Kingston announced its new DataTraveler BlackBox USB drive, which uses 256-bit hardware-based AES encryption. IronKey announced an enterprise-class version of its drive, which uses 128-bit hardware-based AES encryption.

Neither 256-bit nor 128-bit AES encryption methods have been broken, nor will they likely be any time soon, experts say.

IronKey's enterprise drive allows central password management and allows admins to define what software runs on the drives, password strength, as well as how many failed log-ins occur before users are permanently locked out of devices. Admins can also control whether end users can perform their own password recovery through authentication questions, which Jevans said is useful for non-technical employees who use flash drive infrequently.

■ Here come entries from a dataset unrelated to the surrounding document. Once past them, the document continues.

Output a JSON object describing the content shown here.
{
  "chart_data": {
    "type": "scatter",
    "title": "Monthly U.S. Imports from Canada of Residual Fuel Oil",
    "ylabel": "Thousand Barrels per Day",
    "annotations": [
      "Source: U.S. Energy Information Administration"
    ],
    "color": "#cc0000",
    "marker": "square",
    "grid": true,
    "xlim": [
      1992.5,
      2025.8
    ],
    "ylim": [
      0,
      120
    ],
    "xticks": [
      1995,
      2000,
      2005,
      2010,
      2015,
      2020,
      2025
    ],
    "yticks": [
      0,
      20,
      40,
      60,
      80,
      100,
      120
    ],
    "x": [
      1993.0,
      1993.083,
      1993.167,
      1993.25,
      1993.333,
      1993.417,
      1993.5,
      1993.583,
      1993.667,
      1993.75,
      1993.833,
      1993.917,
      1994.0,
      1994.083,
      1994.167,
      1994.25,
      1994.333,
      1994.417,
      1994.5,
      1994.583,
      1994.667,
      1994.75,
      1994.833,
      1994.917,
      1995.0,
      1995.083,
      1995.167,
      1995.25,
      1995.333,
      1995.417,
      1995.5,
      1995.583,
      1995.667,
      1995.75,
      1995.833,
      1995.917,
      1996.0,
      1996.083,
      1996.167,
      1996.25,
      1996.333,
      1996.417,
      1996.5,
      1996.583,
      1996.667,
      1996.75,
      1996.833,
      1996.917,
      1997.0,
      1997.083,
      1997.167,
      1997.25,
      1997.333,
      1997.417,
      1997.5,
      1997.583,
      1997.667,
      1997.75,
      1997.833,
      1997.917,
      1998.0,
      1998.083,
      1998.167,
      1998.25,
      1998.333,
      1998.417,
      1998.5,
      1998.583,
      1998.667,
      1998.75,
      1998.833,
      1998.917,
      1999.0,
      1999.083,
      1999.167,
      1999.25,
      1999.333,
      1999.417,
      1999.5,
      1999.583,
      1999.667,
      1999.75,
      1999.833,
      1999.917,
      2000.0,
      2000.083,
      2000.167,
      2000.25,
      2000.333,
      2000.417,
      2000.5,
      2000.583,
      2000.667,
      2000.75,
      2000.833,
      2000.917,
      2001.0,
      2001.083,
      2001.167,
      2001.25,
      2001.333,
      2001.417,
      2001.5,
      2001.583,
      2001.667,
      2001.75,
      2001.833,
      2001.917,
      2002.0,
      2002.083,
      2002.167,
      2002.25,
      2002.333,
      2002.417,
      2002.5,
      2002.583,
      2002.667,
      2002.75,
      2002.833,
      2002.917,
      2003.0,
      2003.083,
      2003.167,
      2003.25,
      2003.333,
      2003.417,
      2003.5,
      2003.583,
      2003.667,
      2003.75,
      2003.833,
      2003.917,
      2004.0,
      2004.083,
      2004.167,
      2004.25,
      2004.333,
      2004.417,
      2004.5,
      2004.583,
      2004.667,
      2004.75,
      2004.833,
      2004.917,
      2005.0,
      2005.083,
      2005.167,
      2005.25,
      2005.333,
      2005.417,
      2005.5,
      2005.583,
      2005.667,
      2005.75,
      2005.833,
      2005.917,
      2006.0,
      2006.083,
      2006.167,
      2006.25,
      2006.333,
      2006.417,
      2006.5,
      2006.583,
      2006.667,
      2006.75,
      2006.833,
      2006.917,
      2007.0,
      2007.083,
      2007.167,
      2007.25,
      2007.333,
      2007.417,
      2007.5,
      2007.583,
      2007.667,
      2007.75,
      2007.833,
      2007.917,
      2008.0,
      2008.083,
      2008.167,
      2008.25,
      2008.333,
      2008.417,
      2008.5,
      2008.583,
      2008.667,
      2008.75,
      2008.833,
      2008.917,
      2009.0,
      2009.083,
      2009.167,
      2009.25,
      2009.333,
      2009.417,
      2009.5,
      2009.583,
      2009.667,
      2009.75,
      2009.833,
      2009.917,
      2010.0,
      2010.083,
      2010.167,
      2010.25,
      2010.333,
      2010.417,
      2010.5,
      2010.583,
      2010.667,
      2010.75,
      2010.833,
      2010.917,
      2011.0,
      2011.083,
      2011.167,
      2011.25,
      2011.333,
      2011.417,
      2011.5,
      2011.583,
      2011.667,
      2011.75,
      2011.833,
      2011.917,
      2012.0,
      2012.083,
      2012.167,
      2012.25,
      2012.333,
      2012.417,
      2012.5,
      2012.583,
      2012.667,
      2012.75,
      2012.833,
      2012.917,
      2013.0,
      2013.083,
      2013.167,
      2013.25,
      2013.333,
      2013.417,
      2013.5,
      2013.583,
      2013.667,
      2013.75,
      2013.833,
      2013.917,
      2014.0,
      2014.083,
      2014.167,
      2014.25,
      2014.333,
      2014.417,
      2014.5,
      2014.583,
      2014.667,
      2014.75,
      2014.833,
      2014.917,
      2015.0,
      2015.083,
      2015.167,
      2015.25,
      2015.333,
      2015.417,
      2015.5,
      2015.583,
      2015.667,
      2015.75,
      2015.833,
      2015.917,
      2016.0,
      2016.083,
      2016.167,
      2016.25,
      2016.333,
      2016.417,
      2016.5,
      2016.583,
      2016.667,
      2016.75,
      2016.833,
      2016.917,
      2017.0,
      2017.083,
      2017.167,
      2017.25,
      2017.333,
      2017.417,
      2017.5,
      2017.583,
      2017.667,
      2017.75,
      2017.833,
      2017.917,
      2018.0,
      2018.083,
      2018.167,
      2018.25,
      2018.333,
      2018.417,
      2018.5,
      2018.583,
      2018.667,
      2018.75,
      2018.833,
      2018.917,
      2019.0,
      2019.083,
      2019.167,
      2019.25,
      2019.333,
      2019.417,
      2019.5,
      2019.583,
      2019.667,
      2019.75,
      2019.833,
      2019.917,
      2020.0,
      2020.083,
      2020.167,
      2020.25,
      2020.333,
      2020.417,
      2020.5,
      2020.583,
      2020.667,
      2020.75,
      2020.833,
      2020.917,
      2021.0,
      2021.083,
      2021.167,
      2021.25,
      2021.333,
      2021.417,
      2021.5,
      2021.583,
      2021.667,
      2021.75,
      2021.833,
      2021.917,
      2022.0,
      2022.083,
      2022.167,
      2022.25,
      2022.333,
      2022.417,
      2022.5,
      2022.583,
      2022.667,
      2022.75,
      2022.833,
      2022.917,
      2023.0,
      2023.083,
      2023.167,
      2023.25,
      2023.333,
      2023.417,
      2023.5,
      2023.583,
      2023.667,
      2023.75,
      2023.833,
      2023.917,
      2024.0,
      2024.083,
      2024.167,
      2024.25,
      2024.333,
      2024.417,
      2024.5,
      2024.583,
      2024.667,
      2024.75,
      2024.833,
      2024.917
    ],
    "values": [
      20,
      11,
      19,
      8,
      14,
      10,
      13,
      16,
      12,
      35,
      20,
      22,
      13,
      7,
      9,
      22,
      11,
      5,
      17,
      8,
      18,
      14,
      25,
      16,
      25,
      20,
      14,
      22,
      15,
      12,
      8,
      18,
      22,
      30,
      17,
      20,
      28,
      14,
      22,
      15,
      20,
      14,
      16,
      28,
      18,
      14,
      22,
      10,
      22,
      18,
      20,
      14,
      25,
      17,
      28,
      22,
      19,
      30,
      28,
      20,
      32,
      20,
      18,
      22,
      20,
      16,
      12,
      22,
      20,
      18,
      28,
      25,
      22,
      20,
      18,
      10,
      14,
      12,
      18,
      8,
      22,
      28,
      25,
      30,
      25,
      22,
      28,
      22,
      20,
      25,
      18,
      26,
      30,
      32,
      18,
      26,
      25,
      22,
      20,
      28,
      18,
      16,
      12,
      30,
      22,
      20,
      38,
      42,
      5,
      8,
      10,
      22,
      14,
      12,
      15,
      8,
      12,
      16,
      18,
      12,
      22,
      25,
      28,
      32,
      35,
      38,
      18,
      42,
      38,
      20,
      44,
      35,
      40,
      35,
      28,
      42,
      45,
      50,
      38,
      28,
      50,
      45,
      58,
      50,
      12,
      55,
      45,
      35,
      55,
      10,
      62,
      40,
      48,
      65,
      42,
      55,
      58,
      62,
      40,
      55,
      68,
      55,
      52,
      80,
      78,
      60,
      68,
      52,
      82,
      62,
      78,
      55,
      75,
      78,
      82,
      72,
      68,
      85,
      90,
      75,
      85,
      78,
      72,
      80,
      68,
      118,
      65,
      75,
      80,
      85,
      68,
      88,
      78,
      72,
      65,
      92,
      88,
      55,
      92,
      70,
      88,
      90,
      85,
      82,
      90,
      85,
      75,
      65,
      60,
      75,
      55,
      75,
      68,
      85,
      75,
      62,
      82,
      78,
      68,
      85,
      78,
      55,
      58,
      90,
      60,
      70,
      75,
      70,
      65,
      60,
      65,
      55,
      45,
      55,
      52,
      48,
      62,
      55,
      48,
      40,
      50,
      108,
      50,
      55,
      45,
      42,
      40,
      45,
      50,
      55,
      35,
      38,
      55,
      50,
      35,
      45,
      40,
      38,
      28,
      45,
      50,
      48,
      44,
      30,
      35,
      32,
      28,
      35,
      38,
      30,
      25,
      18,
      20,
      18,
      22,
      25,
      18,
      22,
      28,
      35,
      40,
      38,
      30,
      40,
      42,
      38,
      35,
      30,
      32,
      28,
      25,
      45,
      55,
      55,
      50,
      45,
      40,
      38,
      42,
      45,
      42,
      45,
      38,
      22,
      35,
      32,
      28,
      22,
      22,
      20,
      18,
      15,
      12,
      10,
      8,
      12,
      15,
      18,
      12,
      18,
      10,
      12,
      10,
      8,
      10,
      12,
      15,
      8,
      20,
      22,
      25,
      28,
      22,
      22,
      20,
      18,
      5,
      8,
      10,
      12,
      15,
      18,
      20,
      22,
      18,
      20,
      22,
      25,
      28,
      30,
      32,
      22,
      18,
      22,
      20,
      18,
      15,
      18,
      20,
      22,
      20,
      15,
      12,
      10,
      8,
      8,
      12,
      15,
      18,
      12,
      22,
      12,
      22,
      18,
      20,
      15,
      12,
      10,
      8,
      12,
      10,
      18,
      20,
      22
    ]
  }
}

Charles Kolodgy, research director for secure content and threat management products at IDC, said FIPS 140-2 reviews ensure device designs and encryption methods have been performed correctly. "That's the first step ... to validate that the encryption works as advertised," he said.

FIPS (Federal Information Processing Standard) was developed by the US National Institute of Standards and Technology for use by government agencies and their government contractors, but not necessarily by the military, which often requires even higher security standards.

Security technologist and author Bruce Schneier, however, sees security certifications as nothing more than appearances, saying that security is a "lemons" market and the only way you can really guarantee your data will be safe on any given device is by shelling out thousands of dollars for an engineering study.

"It's all about signals, and certifications is one way a seller signals to a buyer that his products are good," Schneier said. "It has nothing to do with whether or not the certification is a good idea or not; it's all about marketing."

Dave Jevans, CEO of IronKey, said getting the IronKey drive FIPS certified took about eight months and required visits by government evaluators who tested the product.

"Effectively, they validate that your encryption algorithms are correct. Then they validate more complicated things like your overall system design," he said.

AES is the successor to the older DES (Data Encryption Standard) and is used by the US government for encrypting secret-level and top-secret-level documents, using the 128-bit and 256-bit strengths respectively.

Both drives use hardware-based encryption, which Kolodgy has said is more secure because in software-based encryption, the keys are placed in the device's memory, so a hacker will know where to look for the keys by their unique format and can target those keys for a brute-force attack.